US stocks are wobbling as investors struggle to navigate through a very muddied global outlook and a wrath of earnings updates that for the most part has priced in a slow return to pre-pandemic life. The US economic recovery remains strong as jobless claims continue to improve and the housing market eases off its peak. The eurozone is about to become the economic recovery flavor of the week, perhaps quarter, but ECB President Lagarde did little to boost short-term optimism that they were closer to following Canada’s lead in tapering asset purchases. The COVID situation across India and Japan remains a drag on risk appetite, but shouldn’t derail optimism for the second half of the year.
Wall Street hit the panic button and headed for the sidelines after reports that President Biden will propose capital gains taxes as high as 43.4% for those making over USD1M per year. The plan could mean a 56.7% and 56.22% total capital gain levy in California and New York respectively. Sticker shock over some of these tax figures will be hard to shake off for some investors. The biggest risks to the stock market are the Fed’s taper tantrum and aggressive tax hikes. This will likely be the initial high ask from the Biden administration on taxes. Some traders are looking for an excuse to lock-in profits and they might choose to use this tax story as their catalyst.
**Update (2:35pm ET) Later reports circulated that Pres Biden plans to increase capital gains tax for top earners to 39.6% marginal rate and not the previously reported 43.4%. When taking into consideration an existing surtax on investment income, the rate could reach 43.4%.
ECB plays it safe
The ECB policy decision and press conference were a snoozefest. Financial markets were eager to see if the ECB would be like Canada and deliver an optimistic tone that could suggest the June policy meeting could be the beginning of their tapering of asset purchases. The ECB kept the main 7-day refinancing rate unchanged at 0.00% and reconfirmed that the Pandemic Bond Buying Fund (PEPP) size will stay at $1.85 trillion and remain until at least March 2022. The ECB statement affirmed faster bond buying.

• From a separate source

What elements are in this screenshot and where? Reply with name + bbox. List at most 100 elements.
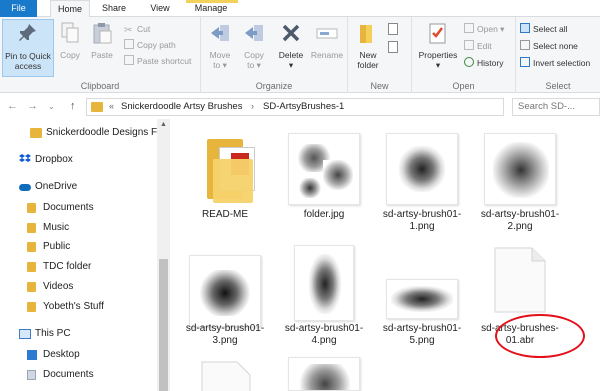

Lagarde failed to deliver clarity over the pace of bond purchases, urging markets to focus on the monthly numbers and not the weekly PEPP purchases.
The euro did little following the ECB event. Lagarde reiterated that the ECB doesn’t target an exchange rate. The euro had modest gains but most of them were erased after Lagarde’s comments.
The aftermath of the Archegos Capital blowup will likely trigger big changes from the SEC that include more transparency on shorts and derivative trading. These changes will take time to form and should lead to less volatility which in the end will be more positive for US stocks.
Lira weakens on US/Turkish tensions
The Turkish lira plunged against the dollar on worsening tensions between the US and Turkey. President Biden is expected to announce the symbolic designation of genocide over the 106th anniversary of the mass killings of Armenians. Biden will be the first US president to do so and that will only throw more fuel to the fire that is the rocky relationship between his administration and the government of President Erdogan.
The lira was already vulnerable given the recent drama over Erdogan’s overreach with the central bank and a brutal second COVID wave. US relations with Turkey will just provide another catalyst for the lira to weaken towards 8.5 and perhaps even the 9 handle against the dollar.